你们强调性别认同的重要性,因为在你们看来,一个小孩必须知,他将以最精确的方式成长为一个男人女人,连细枝末节都必须循规蹈矩。

 

人们用惊慌的眼光看待最轻微的偏离,以致个人的身份与价值完全系于对男女特征的认同上。不同性别的人被期待拥有迥异的特质、能力和表现。因此,一个感觉自己没有完全男性化的男人,就不会信任他作为一个人的身份。同样地,一个怀疑自己没有完全女性化的女人,也不会信任她人格的健全性。

 

同性恋者的心理基础是非常不稳定的,因为正是那些他们感觉最符合自己个性的兴趣和能力,恰恰标志着他们是性反常者。

 

这些都是足够简单的例子。但若一个男人的兴趣被你们的文化视为是女性所特有的,若他自然地想要进入大众认为是女性才感兴趣的领域,那么他就会在他的个人身份感、与文化所定义的性倾向之间,体验到激烈的冲突。当然,同样的状况也适用于女人。

 

由于你们夸大的焦点,你们对“性”的其他方面变得相对盲目。首先,性本身并不一定导向性交。它可以导向不生育小孩的行为。你们所认为的同性恋行为,在生理和心理上都是相当自然的性的表达。在更理想的环境中,这种活动会在一定程度上蓬勃发展,尤其在最佳的生育年龄前后。

 

对于那些望文生义的读者来说,这并不意味着这种活动会在这段时期占主导地位。但它的确意味着并不是所有性行为都以生育为最终目的——这在生理上是不可能的,而且会成为这个星球的灾难。所以如果你愿意这么说,人类有幸享有许多性表达的途径。现在占主导地位的强烈焦点,确实抑制了某些种类的友谊的形成,而那是未必会导致性行为的。

 

就像你们目前所体验到的,同性恋也代表了自然倾向的一个夸张版本,正如你们体验的异性恋版本也是夸张的一样。



从广义的角度说,一个男人爱一个男人、一个女人爱一个女人,就跟对异性示爱一样的自然。就此而言,双性恋才是更自然的。

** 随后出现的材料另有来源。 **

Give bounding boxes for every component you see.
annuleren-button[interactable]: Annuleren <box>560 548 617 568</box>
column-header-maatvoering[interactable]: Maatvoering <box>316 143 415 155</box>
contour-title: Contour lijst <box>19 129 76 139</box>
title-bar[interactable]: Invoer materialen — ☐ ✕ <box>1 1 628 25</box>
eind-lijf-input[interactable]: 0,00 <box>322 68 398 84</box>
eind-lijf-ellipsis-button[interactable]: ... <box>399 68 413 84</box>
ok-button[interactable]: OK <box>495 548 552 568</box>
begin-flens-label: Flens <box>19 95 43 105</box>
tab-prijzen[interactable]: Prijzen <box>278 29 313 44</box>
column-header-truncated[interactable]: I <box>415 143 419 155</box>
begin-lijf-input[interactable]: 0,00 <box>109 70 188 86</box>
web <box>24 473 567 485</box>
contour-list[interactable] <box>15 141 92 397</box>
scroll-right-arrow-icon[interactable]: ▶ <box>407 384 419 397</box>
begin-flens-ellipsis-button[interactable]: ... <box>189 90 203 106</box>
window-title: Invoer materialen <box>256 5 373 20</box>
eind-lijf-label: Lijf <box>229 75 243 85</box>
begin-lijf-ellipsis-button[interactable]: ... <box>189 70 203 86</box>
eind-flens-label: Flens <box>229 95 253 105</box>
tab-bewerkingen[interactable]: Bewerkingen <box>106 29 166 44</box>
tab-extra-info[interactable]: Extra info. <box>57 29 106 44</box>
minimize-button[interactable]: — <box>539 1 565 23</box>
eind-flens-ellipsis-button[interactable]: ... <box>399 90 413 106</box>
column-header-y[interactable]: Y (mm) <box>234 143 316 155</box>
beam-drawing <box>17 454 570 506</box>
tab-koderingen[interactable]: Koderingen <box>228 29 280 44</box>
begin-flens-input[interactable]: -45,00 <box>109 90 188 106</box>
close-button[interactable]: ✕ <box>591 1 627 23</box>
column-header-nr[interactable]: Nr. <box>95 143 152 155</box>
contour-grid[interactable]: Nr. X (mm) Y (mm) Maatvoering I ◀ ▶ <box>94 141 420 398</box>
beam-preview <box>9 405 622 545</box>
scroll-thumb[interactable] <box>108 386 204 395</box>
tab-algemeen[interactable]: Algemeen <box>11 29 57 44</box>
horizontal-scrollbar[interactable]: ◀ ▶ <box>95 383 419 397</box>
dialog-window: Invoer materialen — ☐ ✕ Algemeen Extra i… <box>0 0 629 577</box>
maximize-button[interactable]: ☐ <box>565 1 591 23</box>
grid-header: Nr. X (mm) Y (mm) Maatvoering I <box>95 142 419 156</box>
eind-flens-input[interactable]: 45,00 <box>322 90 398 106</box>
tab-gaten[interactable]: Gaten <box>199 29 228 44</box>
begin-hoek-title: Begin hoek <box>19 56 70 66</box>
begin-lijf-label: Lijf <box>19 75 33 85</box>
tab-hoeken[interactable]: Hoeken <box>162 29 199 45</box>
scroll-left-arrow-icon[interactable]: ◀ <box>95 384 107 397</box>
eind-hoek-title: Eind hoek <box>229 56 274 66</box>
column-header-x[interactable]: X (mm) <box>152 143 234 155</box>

这才是人类的自然天性。

 

异性恋是双性恋的一个重要表现形式,在性的方面代表了生殖能力。然而,异性恋建立在双性恋的基础上,没有人类的双性本质,家庭的更大架构——氏族、部落、政府、文明——都将是不可能的。

 

在一个人生命的自然生物流程中,存在着不同强度的时期,在其中爱及其表达会有起伏波动,并且倾向于不同的路线。这当中还有非常重要的个体差异。然而,这些自然的韵律却很少被观察到。小孩子之间的同性恋倾向是十分自然的。然而,人们如此害怕这种倾向,以致同样自然的异性恋倾向也常常被抑制了。反之,年轻人则被模式化了。

……

我不是说,同性恋只是通向异性恋的一个阶段。我是说,同性恋和异性恋都是人类双性本质的合理表达。

 

人类的伟大品质——爱、力量、同情心、才智和想象力,不为任一性别所独有。


 ——摘译自赛斯心灵的本质》

You stress the importance of sexual identification, for it seems to you that a young child must know that it will grow up to be a man or woman, in the most precise of terms toeing the line in the least particular.

 

The slightest deviation is looked upon with dismay, so that personal identity and worth are completely tied into identification with femaleness or maleness. Completely different characteristics, abilities, and performances are expected from those in each category. A male who does not feel himself fully male, therefore, does not trust his identity as a person. A woman doubtful of her complete femininity in the same manner does not trust the integrity of her personhood.

 

A lesbian or homosexual is on very shifting psychological ground, because the same interests and abilities that they feel most personally theirs are precisely those that mark them as sexual eccentrics.

 

These are simple enough examples, but the man who possesses interests considered feminine by your culture, who naturally wants to enter fields of interest considered womanly, experiences drastic conflicts between his sense of personhood and identity  and his sexuality as it is culturally defined. The same, of course, applies to women.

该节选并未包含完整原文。